Shenzhen to help Inner Mongolia’s Baotou draw up carbon market

Published 14:39 on September 10, 2015  /  Last updated at 14:39 on September 10, 2015  /  China, China's National ETS, China's Pilot Markets  /  No Comments

Climate change officials from Shenzhen will help the government of Baotou design an emissions trading scheme in Inner Mongolia’s biggest industrial hub with a view to linking the two regional Chinese markets in the future, the Shenzhen Emissions Exchange said Thursday.

Climate change officials from Shenzhen will help the government of Baotou design an emissions trading scheme in Inner Mongolia’s biggest industrial hub with a view to linking the two regional Chinese markets in the future, the Shenzhen Emissions Exchange said Thursday.

Baotou, a city of 2.7 million inhabitants, accounts for more than a fifth of Inner Mongolia’s GDP, mostly due to its huge rare earth production, which has also turned it into one of China’s most polluted cities.

It was last year earmarked by the provincial government as a carbon market pilot region, and the municipal government announced earlier this year it would set up an emissions trading scheme, although no details have emerged on when the market would open.

But on Wednesday, the Baotou DRC held a ceremony to mark the launch of the ETS design process where it revealed it would be guided by officials from the southern city of Shenzhen, the Shenzhen Emissions Exchange said.

The two markets will aim to link up with each other at some stage, it said, although there was no information on how and when this might happen.

The deal extends Shenzhen’s carbon cooperation with Inner Mongolia.
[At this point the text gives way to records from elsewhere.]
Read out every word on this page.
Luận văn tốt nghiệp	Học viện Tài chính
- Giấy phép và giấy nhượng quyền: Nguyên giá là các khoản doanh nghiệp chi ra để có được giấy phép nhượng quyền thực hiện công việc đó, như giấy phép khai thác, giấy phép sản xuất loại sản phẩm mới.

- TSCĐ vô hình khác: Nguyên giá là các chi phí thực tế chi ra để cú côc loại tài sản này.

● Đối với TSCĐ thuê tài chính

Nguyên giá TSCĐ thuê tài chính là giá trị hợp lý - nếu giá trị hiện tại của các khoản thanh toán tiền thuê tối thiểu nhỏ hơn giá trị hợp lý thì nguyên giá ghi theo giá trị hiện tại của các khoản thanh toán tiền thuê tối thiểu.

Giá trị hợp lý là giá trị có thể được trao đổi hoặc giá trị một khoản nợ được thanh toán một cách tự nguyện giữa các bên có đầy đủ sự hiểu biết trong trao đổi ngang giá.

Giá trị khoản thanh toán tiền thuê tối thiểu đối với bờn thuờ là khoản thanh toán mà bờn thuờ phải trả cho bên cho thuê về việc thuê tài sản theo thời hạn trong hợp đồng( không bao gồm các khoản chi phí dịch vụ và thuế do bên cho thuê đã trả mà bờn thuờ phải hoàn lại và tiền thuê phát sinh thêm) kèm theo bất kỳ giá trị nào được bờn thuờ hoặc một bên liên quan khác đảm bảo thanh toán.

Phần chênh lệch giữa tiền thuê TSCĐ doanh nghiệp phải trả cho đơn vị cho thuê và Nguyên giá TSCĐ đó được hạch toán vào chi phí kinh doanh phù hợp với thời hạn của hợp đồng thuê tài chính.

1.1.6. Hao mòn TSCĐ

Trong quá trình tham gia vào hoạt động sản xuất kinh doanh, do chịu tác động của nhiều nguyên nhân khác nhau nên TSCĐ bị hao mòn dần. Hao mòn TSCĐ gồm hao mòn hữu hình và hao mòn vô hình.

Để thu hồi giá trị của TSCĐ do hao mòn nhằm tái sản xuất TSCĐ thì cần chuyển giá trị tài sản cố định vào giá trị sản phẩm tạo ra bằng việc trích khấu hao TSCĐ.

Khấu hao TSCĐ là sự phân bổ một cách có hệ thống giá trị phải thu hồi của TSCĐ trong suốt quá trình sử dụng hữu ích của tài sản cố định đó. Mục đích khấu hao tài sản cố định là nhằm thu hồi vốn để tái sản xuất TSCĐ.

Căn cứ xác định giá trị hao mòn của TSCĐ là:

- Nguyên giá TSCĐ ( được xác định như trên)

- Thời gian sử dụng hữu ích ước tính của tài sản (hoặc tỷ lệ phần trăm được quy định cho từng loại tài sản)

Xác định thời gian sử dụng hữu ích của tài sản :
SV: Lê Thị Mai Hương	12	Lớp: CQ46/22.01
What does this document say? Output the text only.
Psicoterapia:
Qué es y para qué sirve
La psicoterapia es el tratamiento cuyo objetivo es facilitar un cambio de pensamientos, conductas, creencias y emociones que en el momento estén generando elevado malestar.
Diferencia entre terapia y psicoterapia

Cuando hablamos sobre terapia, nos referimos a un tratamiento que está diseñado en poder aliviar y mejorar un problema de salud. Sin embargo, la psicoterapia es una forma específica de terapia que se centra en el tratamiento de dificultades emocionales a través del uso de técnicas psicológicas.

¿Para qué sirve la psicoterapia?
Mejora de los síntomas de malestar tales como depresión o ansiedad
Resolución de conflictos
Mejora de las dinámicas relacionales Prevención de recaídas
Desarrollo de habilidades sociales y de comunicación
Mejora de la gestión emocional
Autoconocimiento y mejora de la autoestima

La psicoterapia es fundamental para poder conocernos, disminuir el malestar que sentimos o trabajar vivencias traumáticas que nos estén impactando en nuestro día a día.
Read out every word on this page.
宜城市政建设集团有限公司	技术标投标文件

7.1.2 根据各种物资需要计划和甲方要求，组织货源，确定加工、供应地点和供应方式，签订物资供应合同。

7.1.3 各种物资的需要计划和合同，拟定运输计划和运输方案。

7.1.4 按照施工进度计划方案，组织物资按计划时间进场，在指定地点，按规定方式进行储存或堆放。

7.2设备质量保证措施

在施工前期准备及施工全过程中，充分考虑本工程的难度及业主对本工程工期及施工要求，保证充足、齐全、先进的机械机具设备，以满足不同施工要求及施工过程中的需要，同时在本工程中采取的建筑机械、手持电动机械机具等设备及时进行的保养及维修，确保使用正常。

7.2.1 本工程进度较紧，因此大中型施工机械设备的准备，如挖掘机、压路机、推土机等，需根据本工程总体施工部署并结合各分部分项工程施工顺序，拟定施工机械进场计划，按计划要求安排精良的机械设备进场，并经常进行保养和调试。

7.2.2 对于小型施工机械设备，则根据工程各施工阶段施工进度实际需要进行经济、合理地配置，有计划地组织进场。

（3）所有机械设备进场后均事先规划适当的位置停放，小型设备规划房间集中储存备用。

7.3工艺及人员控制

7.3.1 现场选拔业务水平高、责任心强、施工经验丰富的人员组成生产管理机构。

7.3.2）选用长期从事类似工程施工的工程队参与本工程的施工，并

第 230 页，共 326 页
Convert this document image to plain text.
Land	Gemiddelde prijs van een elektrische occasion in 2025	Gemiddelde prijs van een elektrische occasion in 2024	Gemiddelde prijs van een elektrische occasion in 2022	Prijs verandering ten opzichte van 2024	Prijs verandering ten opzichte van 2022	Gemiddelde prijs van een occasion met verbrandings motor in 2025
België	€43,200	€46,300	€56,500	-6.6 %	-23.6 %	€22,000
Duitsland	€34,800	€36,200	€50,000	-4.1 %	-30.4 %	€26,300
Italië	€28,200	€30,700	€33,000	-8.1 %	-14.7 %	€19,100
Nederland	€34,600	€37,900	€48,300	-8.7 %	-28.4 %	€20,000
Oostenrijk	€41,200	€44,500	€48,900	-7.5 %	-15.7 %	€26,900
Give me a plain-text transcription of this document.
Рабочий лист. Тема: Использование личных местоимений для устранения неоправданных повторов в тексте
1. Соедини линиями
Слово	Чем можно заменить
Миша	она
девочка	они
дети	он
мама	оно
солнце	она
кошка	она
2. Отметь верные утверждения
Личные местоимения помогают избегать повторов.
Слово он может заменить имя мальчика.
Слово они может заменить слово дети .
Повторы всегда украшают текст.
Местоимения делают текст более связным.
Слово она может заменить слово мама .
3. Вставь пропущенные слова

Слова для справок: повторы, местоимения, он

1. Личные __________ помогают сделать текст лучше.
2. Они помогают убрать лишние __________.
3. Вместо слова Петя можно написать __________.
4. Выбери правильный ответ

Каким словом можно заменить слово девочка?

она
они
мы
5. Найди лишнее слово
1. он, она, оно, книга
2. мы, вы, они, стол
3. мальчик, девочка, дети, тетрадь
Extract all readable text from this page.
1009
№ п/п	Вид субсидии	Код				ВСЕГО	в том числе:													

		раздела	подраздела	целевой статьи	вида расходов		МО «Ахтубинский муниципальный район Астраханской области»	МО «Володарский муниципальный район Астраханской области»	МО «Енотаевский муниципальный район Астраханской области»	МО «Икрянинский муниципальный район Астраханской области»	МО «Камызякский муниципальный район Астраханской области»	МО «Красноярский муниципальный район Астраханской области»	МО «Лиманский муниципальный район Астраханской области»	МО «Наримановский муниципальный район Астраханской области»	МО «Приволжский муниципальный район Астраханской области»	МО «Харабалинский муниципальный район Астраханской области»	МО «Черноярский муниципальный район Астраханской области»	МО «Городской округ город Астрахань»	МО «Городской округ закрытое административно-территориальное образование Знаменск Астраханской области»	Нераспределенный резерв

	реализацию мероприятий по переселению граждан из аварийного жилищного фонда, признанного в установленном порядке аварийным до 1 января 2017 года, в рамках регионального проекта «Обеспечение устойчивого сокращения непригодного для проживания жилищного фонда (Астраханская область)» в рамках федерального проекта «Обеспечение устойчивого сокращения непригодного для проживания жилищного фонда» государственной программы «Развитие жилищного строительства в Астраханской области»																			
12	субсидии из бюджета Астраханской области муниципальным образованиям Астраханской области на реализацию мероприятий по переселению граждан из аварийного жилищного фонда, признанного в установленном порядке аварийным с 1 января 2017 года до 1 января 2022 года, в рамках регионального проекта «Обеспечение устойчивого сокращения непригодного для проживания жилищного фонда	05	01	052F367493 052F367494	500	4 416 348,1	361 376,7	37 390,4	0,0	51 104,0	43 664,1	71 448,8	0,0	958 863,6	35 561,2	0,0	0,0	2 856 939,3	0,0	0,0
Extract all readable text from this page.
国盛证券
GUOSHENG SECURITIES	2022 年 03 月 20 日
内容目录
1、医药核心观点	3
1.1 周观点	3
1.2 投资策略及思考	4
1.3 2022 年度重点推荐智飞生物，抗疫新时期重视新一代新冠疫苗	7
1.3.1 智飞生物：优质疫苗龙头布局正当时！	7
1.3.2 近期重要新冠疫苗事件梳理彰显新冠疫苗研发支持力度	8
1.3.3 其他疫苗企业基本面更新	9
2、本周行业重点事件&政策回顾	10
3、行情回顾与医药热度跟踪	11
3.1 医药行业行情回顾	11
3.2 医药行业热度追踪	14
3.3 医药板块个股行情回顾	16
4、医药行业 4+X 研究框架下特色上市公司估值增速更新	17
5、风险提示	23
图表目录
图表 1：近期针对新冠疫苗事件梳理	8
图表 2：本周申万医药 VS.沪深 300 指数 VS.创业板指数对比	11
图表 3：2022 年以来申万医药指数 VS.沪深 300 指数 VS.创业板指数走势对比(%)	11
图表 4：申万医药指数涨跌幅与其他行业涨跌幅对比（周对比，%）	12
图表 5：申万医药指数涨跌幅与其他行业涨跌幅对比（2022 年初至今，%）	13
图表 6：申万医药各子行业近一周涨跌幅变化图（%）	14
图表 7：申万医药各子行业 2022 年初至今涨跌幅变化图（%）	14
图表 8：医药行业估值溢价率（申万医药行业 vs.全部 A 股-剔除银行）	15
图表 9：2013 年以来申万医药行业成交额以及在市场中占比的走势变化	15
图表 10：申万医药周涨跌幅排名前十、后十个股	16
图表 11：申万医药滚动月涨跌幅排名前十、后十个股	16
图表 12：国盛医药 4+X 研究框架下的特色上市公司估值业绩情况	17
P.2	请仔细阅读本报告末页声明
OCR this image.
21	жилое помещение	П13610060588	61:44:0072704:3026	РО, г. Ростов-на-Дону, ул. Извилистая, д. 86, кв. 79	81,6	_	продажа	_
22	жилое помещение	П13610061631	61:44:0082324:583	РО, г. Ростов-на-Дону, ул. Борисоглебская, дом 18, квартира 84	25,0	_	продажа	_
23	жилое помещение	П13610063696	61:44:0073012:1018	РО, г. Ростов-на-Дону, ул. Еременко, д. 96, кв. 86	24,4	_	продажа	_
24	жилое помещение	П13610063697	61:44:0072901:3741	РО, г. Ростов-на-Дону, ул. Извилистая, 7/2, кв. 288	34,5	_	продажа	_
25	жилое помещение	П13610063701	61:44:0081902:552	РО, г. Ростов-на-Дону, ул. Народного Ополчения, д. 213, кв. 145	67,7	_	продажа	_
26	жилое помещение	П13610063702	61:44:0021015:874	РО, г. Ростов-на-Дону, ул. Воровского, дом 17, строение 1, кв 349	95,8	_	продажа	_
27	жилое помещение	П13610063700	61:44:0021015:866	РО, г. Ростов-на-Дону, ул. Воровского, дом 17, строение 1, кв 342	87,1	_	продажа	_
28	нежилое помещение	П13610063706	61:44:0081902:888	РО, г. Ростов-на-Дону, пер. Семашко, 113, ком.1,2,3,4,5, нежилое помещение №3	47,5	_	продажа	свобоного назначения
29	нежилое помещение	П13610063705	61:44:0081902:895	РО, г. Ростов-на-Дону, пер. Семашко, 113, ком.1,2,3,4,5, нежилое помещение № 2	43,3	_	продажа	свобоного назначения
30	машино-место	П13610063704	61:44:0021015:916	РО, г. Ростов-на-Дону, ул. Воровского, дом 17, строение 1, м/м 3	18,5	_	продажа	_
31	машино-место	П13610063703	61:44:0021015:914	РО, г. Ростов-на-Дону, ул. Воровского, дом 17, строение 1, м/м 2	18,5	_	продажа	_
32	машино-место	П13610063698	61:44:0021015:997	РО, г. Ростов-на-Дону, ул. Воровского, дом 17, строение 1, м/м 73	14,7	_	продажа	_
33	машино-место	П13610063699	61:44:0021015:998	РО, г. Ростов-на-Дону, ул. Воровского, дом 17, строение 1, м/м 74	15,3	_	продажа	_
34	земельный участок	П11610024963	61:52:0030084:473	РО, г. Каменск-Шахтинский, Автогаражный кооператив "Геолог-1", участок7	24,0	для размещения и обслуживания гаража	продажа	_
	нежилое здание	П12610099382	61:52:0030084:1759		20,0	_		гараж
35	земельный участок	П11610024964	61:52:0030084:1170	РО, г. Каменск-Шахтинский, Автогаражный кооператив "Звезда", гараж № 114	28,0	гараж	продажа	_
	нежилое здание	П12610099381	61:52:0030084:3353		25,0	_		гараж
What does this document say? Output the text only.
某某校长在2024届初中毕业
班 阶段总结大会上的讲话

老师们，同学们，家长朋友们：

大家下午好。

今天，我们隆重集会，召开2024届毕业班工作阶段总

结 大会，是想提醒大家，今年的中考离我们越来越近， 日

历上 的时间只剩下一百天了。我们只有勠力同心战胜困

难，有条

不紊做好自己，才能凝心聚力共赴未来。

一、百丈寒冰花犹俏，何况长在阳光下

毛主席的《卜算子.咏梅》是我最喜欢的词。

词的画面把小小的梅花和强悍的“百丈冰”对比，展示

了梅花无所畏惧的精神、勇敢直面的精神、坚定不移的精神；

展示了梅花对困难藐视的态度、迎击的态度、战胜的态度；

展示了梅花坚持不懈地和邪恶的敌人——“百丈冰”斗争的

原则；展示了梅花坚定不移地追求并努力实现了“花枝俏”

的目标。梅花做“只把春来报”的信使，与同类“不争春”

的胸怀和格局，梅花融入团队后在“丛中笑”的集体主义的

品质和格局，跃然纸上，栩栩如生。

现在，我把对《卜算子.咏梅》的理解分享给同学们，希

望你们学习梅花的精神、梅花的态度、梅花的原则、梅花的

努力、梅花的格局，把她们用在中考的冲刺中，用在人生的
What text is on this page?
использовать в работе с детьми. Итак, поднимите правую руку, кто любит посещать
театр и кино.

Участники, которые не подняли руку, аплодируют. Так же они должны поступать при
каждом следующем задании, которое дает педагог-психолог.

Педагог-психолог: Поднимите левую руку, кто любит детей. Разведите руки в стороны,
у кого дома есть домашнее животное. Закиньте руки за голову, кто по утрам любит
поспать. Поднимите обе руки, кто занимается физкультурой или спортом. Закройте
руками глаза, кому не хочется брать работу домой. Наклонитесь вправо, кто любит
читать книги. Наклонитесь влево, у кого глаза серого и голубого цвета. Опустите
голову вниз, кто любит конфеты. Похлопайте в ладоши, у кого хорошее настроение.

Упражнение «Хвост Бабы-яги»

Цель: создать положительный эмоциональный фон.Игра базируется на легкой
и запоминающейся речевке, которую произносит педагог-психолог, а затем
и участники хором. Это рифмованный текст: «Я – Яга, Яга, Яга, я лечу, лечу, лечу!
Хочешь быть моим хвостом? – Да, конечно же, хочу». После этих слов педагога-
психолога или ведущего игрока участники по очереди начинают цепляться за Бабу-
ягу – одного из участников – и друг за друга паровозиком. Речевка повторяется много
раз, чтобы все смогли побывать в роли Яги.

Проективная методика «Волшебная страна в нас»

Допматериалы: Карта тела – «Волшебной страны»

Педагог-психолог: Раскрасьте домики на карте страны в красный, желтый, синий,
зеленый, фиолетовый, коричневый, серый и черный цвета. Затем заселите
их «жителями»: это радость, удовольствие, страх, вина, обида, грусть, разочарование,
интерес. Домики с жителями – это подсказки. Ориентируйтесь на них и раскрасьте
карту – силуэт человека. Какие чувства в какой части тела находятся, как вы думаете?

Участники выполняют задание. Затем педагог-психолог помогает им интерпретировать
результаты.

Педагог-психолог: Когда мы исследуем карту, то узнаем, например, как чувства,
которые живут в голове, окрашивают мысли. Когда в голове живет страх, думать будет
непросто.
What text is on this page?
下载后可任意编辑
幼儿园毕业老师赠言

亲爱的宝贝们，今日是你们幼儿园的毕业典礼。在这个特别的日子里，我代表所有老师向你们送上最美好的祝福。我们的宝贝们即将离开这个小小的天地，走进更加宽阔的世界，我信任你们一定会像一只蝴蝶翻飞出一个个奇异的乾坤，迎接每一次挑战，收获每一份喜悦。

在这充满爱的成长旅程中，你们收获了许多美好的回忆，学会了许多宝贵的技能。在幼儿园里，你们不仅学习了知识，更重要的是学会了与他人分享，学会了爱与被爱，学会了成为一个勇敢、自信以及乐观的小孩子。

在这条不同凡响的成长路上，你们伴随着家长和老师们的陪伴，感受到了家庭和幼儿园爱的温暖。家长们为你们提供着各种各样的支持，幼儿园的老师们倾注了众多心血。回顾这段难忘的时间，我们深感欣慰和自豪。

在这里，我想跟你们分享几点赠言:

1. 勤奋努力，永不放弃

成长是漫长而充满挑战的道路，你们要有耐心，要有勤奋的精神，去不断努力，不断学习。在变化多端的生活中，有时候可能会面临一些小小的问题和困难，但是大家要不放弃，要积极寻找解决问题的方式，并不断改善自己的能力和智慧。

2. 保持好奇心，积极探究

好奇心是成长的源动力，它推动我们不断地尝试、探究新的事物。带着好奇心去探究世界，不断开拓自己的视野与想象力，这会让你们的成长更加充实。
Earlier this year the two signed an agreement that made Inner Mongolia one of 16 provinces eligible to supply offsets to emitters in the Shenzhen ETS.

But the announcement creates some confusion as to how Baotou will have time to design and launch a local market before the national emissions trading scheme opens in late 2016 or early 2017.

Central government officials have indicated they want to set up a unified market from the beginning, although NDRC officials have privately said they are supportive of new local ETS initiatives before national rules are set.

In a survey published by China Carbon Forum earlier this week, only a third of those surveyed expected the government to set up a single, unified market from 2017, while a quarter thought China would just carry on with the existing pilots for the rest of the decade.